Posted by: the joker | January 25, 2006 07:09 PM
Charlie Sutherland asked: Could the attractiveness of a male sense of humour be related to the fact that all "jokes" appear to have victims? As such, could a sense of humour be a costly signal because it asks for a battering in return from the jokes' victim? A phenotype of humour would thus only survive the sexual selection pressures if the funny guys could back it up in some other way.
Libran Lover responds: Good question. In my experience, nice and evolved women (note that I am not saying virtuous! ;-))are not really turned-on by jokes which victimize. They are more likely to be hooked in by the intelligent, the witty, and the sensuously flirtatious brand of humor. There is a certain subset of really smart(ass) women who can be impressed by trading smartass ribs and teases. Just be careful not to overdo it and humiliate them. You are not trying to win an argument. You are trying to win over the woman.

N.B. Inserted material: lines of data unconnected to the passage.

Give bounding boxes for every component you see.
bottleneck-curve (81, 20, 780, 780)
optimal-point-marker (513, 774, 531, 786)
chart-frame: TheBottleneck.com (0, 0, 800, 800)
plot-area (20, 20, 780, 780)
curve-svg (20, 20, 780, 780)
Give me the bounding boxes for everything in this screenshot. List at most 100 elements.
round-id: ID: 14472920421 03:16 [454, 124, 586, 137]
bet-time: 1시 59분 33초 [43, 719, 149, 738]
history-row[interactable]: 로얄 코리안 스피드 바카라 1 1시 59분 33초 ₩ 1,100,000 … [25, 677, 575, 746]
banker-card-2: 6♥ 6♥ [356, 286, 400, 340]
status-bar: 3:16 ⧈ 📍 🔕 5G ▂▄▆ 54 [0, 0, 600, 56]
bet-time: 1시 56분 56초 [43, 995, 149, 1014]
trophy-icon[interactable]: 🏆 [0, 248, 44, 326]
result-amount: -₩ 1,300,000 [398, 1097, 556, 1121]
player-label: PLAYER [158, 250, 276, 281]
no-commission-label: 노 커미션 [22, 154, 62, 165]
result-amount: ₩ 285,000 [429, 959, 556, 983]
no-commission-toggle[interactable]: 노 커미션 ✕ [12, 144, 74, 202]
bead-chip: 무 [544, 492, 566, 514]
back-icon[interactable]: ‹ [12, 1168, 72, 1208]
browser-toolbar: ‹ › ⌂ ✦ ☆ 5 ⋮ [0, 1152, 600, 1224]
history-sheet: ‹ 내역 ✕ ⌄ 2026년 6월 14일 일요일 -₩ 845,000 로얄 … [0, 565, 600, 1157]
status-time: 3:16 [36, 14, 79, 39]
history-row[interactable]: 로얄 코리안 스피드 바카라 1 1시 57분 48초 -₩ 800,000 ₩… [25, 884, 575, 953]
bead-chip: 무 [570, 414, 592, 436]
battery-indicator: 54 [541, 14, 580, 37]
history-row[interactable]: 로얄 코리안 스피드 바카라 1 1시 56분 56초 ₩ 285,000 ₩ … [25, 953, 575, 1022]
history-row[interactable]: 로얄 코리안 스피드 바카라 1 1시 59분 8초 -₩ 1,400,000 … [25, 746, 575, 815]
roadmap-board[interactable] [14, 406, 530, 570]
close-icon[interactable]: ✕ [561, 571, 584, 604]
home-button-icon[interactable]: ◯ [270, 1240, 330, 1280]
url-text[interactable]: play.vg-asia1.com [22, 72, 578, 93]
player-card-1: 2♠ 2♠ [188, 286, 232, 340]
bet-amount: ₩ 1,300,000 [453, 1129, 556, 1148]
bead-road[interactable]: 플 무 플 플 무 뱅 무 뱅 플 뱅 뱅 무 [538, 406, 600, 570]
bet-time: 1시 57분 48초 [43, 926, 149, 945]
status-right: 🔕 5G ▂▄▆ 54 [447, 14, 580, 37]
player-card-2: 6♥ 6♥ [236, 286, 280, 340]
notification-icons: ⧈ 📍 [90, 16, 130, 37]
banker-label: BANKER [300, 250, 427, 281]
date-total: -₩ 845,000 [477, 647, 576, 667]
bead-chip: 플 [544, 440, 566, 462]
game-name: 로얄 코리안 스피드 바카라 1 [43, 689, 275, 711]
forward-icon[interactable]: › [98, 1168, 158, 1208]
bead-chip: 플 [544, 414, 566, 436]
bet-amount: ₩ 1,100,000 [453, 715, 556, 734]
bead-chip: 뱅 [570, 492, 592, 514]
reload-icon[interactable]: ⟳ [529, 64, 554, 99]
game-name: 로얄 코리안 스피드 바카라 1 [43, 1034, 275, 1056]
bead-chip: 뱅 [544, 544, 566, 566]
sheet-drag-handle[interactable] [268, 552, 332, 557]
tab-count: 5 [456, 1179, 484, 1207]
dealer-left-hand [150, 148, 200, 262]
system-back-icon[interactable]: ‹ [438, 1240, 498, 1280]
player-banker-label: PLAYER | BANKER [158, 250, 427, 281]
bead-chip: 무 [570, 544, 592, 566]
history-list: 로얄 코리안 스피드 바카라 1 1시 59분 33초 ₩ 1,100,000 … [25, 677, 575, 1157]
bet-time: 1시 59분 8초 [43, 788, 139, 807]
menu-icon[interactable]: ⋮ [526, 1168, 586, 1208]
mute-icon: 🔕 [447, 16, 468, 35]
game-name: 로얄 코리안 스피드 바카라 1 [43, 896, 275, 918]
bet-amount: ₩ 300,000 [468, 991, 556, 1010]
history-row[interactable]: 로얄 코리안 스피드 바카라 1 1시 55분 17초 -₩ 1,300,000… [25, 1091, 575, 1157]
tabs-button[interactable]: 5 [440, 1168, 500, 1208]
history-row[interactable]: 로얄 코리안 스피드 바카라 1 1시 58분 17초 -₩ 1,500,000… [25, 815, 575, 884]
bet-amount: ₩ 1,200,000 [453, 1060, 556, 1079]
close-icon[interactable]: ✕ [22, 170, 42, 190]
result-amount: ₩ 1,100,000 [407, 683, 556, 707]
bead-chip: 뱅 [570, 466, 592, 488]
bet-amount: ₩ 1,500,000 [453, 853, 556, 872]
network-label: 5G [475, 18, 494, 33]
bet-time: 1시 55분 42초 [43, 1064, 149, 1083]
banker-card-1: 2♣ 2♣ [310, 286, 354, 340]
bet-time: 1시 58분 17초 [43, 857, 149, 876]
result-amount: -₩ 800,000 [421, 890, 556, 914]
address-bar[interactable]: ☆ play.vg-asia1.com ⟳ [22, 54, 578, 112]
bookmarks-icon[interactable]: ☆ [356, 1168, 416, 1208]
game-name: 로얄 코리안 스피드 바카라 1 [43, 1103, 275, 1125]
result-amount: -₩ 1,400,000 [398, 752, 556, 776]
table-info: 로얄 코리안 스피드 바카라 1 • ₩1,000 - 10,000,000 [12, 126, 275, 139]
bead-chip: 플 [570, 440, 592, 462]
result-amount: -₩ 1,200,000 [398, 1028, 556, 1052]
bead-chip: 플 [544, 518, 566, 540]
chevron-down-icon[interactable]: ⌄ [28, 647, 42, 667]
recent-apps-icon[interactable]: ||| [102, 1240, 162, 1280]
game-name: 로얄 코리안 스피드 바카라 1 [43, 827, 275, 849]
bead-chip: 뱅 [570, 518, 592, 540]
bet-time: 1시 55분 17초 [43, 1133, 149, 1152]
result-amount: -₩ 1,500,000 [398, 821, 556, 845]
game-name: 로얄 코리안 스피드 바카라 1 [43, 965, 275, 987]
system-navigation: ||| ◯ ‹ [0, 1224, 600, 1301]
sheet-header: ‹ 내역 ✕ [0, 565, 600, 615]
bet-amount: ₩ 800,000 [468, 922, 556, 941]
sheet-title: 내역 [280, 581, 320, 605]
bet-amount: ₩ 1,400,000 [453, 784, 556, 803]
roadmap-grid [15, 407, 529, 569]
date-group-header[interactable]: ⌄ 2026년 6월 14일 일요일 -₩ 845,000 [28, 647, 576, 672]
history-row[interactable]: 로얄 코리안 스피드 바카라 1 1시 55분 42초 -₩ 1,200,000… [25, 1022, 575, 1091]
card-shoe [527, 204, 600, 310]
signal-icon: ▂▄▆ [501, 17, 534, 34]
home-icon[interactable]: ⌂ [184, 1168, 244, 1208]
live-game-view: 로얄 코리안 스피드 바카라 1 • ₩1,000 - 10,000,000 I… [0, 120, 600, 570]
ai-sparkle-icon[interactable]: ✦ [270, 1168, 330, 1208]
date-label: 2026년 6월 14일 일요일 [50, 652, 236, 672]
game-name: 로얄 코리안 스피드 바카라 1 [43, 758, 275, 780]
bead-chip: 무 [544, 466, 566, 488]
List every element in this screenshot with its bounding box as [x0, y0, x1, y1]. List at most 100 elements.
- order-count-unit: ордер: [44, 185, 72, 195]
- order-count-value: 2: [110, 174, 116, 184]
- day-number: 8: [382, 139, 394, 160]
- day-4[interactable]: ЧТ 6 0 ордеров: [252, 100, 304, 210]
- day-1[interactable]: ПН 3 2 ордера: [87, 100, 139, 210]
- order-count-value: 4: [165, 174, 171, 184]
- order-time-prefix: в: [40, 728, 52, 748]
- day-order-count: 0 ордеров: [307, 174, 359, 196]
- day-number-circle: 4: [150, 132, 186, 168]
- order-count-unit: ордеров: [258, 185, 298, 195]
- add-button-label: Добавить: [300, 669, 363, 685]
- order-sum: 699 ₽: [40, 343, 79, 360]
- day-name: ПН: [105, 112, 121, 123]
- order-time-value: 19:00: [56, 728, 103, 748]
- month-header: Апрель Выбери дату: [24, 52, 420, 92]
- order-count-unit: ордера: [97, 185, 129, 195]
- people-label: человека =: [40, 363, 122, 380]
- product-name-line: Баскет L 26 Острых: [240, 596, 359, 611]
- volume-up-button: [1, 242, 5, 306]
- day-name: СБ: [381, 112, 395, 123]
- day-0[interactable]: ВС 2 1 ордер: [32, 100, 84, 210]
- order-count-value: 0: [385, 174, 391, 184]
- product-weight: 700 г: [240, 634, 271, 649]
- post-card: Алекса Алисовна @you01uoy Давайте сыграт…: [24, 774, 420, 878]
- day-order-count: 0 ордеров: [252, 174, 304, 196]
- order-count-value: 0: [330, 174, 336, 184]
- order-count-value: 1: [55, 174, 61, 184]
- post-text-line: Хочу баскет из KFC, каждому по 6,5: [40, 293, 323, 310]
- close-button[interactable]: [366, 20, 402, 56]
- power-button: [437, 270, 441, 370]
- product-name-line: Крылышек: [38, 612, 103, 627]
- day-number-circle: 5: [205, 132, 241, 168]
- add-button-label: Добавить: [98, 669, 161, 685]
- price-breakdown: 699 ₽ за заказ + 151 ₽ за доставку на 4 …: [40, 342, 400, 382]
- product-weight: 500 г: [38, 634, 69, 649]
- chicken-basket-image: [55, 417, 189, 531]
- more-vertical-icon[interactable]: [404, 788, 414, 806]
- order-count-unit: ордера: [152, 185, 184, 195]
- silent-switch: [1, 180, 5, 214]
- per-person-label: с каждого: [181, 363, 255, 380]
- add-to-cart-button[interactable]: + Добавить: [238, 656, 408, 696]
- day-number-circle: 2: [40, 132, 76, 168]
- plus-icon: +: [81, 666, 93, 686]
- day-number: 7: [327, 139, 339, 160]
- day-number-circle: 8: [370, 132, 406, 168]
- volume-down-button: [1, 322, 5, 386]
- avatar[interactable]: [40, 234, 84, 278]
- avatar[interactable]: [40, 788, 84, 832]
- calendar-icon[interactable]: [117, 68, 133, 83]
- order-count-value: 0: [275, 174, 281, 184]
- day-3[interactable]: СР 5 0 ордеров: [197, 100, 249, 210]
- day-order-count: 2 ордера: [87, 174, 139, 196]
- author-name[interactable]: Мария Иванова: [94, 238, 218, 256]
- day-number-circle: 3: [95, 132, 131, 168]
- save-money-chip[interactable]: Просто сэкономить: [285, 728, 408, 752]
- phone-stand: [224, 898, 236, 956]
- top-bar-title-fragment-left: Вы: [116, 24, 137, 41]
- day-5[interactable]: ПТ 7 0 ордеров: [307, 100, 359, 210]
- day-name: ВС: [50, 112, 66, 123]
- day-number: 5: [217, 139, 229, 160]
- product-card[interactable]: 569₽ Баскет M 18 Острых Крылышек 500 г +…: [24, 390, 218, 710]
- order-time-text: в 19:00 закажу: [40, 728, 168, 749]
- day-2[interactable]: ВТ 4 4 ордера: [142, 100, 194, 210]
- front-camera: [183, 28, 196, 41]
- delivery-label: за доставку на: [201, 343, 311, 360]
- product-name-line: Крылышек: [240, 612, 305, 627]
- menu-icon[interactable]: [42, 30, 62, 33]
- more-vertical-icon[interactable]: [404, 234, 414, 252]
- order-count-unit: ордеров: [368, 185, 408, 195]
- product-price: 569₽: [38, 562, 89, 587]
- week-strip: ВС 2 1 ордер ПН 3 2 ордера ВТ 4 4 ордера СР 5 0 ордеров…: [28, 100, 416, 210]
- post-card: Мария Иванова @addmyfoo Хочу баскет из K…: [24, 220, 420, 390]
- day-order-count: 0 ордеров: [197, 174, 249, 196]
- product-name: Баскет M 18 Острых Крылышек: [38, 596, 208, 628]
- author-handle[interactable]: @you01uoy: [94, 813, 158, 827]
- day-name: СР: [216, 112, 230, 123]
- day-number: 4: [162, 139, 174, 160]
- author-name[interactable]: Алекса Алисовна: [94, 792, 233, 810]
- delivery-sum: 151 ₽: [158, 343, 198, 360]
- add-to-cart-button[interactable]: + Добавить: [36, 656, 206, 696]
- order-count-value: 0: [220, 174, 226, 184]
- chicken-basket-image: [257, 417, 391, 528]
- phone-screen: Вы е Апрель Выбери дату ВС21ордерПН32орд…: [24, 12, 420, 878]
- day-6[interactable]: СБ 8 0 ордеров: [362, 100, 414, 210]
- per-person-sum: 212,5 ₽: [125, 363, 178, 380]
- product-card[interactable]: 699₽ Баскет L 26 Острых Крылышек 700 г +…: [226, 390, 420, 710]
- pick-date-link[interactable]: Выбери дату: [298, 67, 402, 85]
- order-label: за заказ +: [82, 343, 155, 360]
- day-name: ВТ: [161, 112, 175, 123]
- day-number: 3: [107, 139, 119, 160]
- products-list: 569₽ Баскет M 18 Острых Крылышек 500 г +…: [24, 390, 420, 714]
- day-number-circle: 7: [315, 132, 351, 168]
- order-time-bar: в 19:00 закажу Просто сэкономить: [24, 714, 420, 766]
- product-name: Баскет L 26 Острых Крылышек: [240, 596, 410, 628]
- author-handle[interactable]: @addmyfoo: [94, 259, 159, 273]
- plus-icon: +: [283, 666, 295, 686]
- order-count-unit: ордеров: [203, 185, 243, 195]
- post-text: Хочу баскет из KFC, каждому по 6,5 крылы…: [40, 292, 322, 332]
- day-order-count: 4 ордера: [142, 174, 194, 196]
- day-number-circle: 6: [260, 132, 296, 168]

Posted by: Libran Lover | January 28, 2006 12:27 AM
If humor is so powerful an indicator, for a womans childbearing choice, why are humorless men still in existance?
Why have women still gone on to choose these men to father children in the modern world?
Posted by: R2 | January 28, 2006 12:26 PM
I would like to add one point. Women like the most those joky men who tell jokes with a serious face.